LIKEIN, PALU – Ahli Farmakologi Farmasi Fakultas Matematika dan Ilmu Pengetahuan Alam (FMIPA) Universutas Tadulako (Untad) Palu, menjelaskan terkait penggunaan ganja untuk medis.

Ahli Farmakologi FMIPA, Untad Palu, Yuliet, mengatakan, ganja asli tidak diperbolehkan untuk digunakan mengingat kandungan zat aktif yang beresiko bikin ketagihan manusia.

“Ganja utuh sangat tidak di anjurkan namun berbagai macam turunannya telah dibuat secara kimia dibelahan eropa untuk pengembangan uji laboratorium juga sarana Ilmu pengetahuan alam,” ucapnya saat ditemui likein.id, pada Selasa 26 Juli 2022.

Yuliet menuturkan, tanaman ganja ada bermacam-macam namun terdapat tiga spesies dengan kandungan Tetrahidrokanabinol yang berbeda.

“Untuk penyakit Celebral Palsy dan beberapa penyakit syaraf lainnya obatnya bukan ganja utuh berupa Simplisia dan daun kering akan tetapi isinya beserta mekanisme kerjanya berbeda melalui tahap laboratorium hingga jadi kimia,” tuturnya.

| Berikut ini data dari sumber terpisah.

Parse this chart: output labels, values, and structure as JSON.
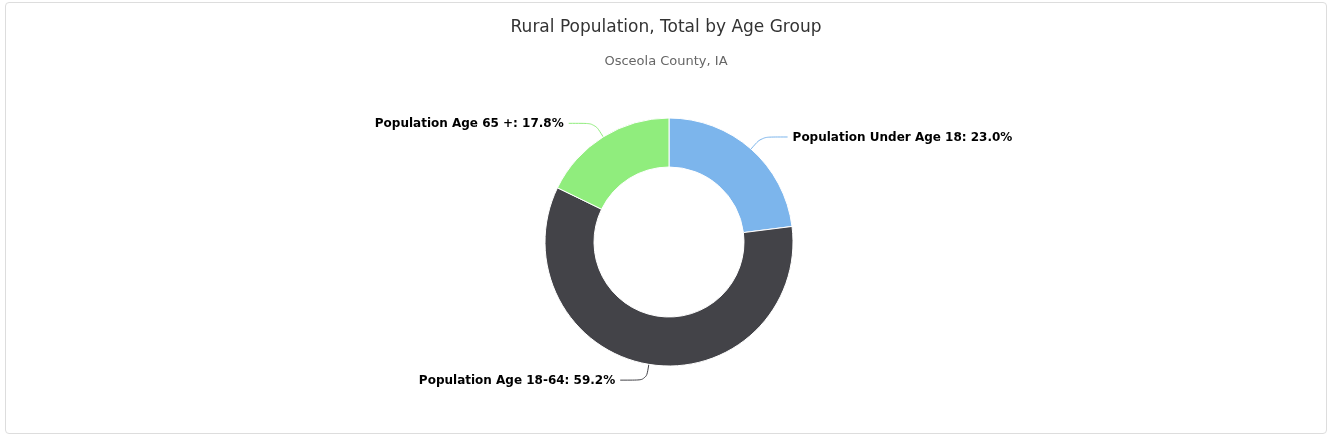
{
  "chart_data": {
    "type": "donut",
    "title": "Rural Population, Total by Age Group",
    "subtitle": "Osceola County, IA",
    "categories": [
      "Population Under Age 18",
      "Population Age 18-64",
      "Population Age 65 +"
    ],
    "values": [
      23.0,
      59.2,
      17.8
    ],
    "colors": [
      "#7cb5ec",
      "#434348",
      "#90ed7d"
    ],
    "value_labels": [
      "23.0%",
      "59.2%",
      "17.8%"
    ]
  }
}
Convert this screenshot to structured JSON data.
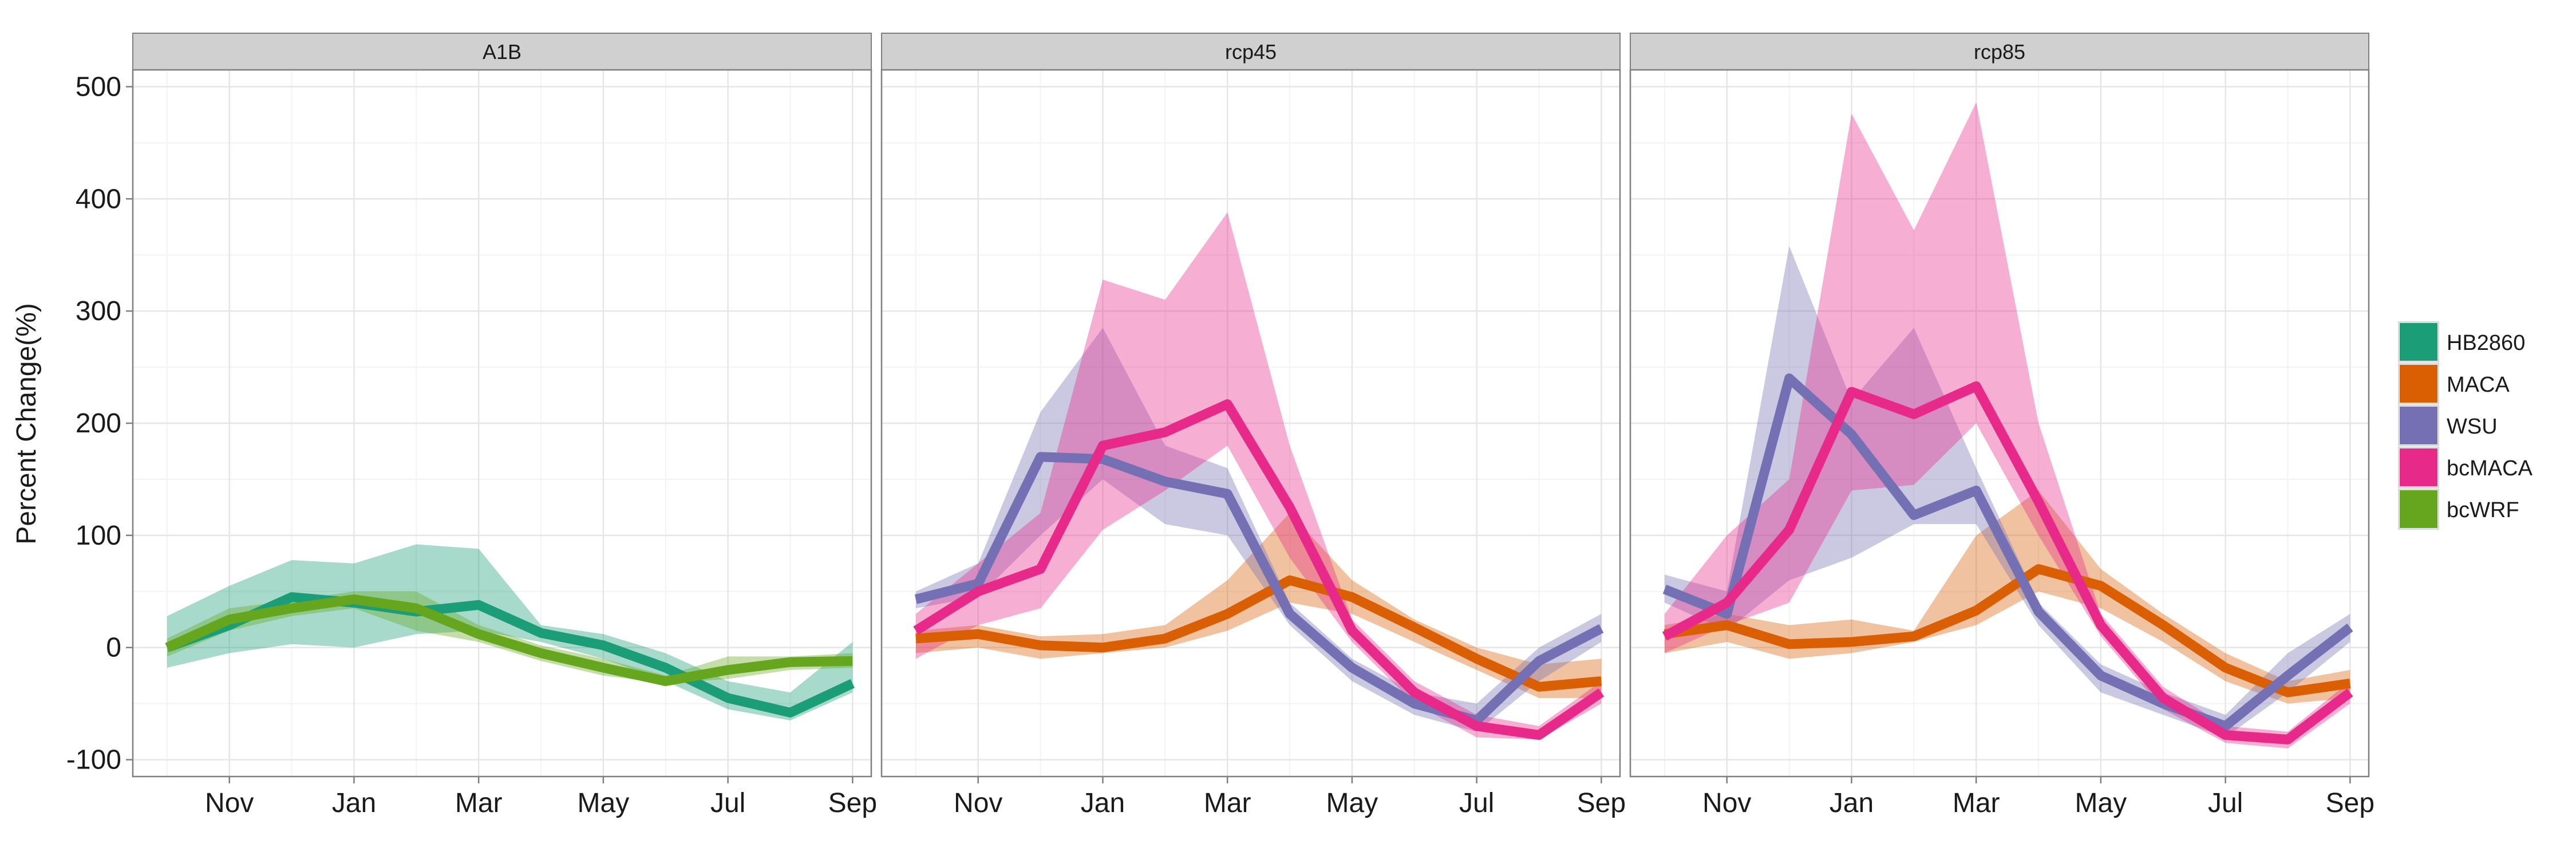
{
  "chart_data": {
    "type": "line",
    "ylabel": "Percent Change(%)",
    "xlabel": "",
    "ylim": [
      -115,
      515
    ],
    "xlim": [
      9.45,
      21.3
    ],
    "y_ticks": [
      -100,
      0,
      100,
      200,
      300,
      400,
      500
    ],
    "x_ticks": [
      {
        "value": 11,
        "label": "Nov"
      },
      {
        "value": 13,
        "label": "Jan"
      },
      {
        "value": 15,
        "label": "Mar"
      },
      {
        "value": 17,
        "label": "May"
      },
      {
        "value": 19,
        "label": "Jul"
      },
      {
        "value": 21,
        "label": "Sep"
      }
    ],
    "grid": true,
    "legend_position": "right",
    "legend": [
      {
        "name": "HB2860",
        "color": "#1b9e77"
      },
      {
        "name": "MACA",
        "color": "#d95f02"
      },
      {
        "name": "WSU",
        "color": "#7570b3"
      },
      {
        "name": "bcMACA",
        "color": "#e7298a"
      },
      {
        "name": "bcWRF",
        "color": "#66a61e"
      }
    ],
    "x": [
      10,
      11,
      12,
      13,
      14,
      15,
      16,
      17,
      18,
      19,
      20,
      21
    ],
    "panels": [
      {
        "title": "A1B",
        "series": [
          {
            "name": "HB2860",
            "color": "#1b9e77",
            "values": [
              0,
              20,
              45,
              40,
              32,
              38,
              13,
              2,
              -18,
              -45,
              -58,
              -32
            ],
            "lower": [
              -18,
              -5,
              3,
              0,
              12,
              15,
              5,
              -10,
              -30,
              -55,
              -65,
              -40
            ],
            "upper": [
              28,
              55,
              78,
              75,
              92,
              88,
              20,
              12,
              -5,
              -30,
              -40,
              5
            ]
          },
          {
            "name": "bcWRF",
            "color": "#66a61e",
            "values": [
              0,
              25,
              35,
              43,
              35,
              12,
              -5,
              -18,
              -30,
              -20,
              -13,
              -12
            ],
            "lower": [
              -8,
              15,
              28,
              35,
              15,
              5,
              -12,
              -25,
              -32,
              -28,
              -20,
              -18
            ],
            "upper": [
              8,
              35,
              42,
              50,
              50,
              20,
              2,
              -10,
              -25,
              -8,
              -8,
              -5
            ]
          }
        ]
      },
      {
        "title": "rcp45",
        "series": [
          {
            "name": "MACA",
            "color": "#d95f02",
            "values": [
              8,
              12,
              2,
              0,
              8,
              30,
              60,
              45,
              18,
              -10,
              -35,
              -30
            ],
            "lower": [
              -5,
              0,
              -10,
              -5,
              0,
              15,
              40,
              30,
              5,
              -20,
              -45,
              -45
            ],
            "upper": [
              15,
              20,
              10,
              12,
              20,
              60,
              120,
              60,
              25,
              0,
              -15,
              -10
            ]
          },
          {
            "name": "WSU",
            "color": "#7570b3",
            "values": [
              43,
              57,
              170,
              168,
              148,
              137,
              30,
              -18,
              -50,
              -65,
              -12,
              17
            ],
            "lower": [
              35,
              45,
              100,
              150,
              110,
              100,
              20,
              -30,
              -60,
              -75,
              -30,
              5
            ],
            "upper": [
              50,
              75,
              210,
              285,
              180,
              160,
              40,
              -10,
              -40,
              -50,
              0,
              30
            ]
          },
          {
            "name": "bcMACA",
            "color": "#e7298a",
            "values": [
              15,
              50,
              70,
              180,
              192,
              217,
              125,
              15,
              -40,
              -70,
              -78,
              -40
            ],
            "lower": [
              -10,
              20,
              35,
              105,
              140,
              180,
              80,
              5,
              -50,
              -80,
              -82,
              -50
            ],
            "upper": [
              30,
              75,
              120,
              328,
              310,
              388,
              180,
              25,
              -30,
              -60,
              -70,
              -30
            ]
          }
        ]
      },
      {
        "title": "rcp85",
        "series": [
          {
            "name": "MACA",
            "color": "#d95f02",
            "values": [
              12,
              20,
              3,
              5,
              10,
              33,
              70,
              55,
              20,
              -18,
              -40,
              -32
            ],
            "lower": [
              -5,
              5,
              -10,
              -5,
              5,
              20,
              50,
              35,
              5,
              -30,
              -50,
              -45
            ],
            "upper": [
              20,
              30,
              20,
              25,
              15,
              100,
              140,
              70,
              30,
              -5,
              -30,
              -20
            ]
          },
          {
            "name": "WSU",
            "color": "#7570b3",
            "values": [
              52,
              30,
              240,
              190,
              118,
              140,
              32,
              -25,
              -50,
              -70,
              -25,
              18
            ],
            "lower": [
              40,
              15,
              60,
              80,
              110,
              110,
              20,
              -40,
              -60,
              -80,
              -40,
              5
            ],
            "upper": [
              65,
              50,
              358,
              220,
              285,
              160,
              40,
              -15,
              -40,
              -60,
              -5,
              30
            ]
          },
          {
            "name": "bcMACA",
            "color": "#e7298a",
            "values": [
              10,
              40,
              105,
              228,
              208,
              233,
              130,
              20,
              -45,
              -78,
              -82,
              -40
            ],
            "lower": [
              -5,
              20,
              40,
              140,
              145,
              200,
              100,
              10,
              -55,
              -85,
              -90,
              -50
            ],
            "upper": [
              30,
              100,
              150,
              476,
              372,
              486,
              200,
              30,
              -35,
              -70,
              -75,
              -30
            ]
          }
        ]
      }
    ]
  }
}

Ia menjelaskan, pada kasus tertentu apabila tidak ada obat yang bisa digunakan itupun sebenarnya bukan ganja medis.

“Selain ganja medis, ada berupa Simplisia dalam bentuk daun dan dikeringkan akan tetapi melalui tahap kembang menjadi bahan kimia,” jelasnya.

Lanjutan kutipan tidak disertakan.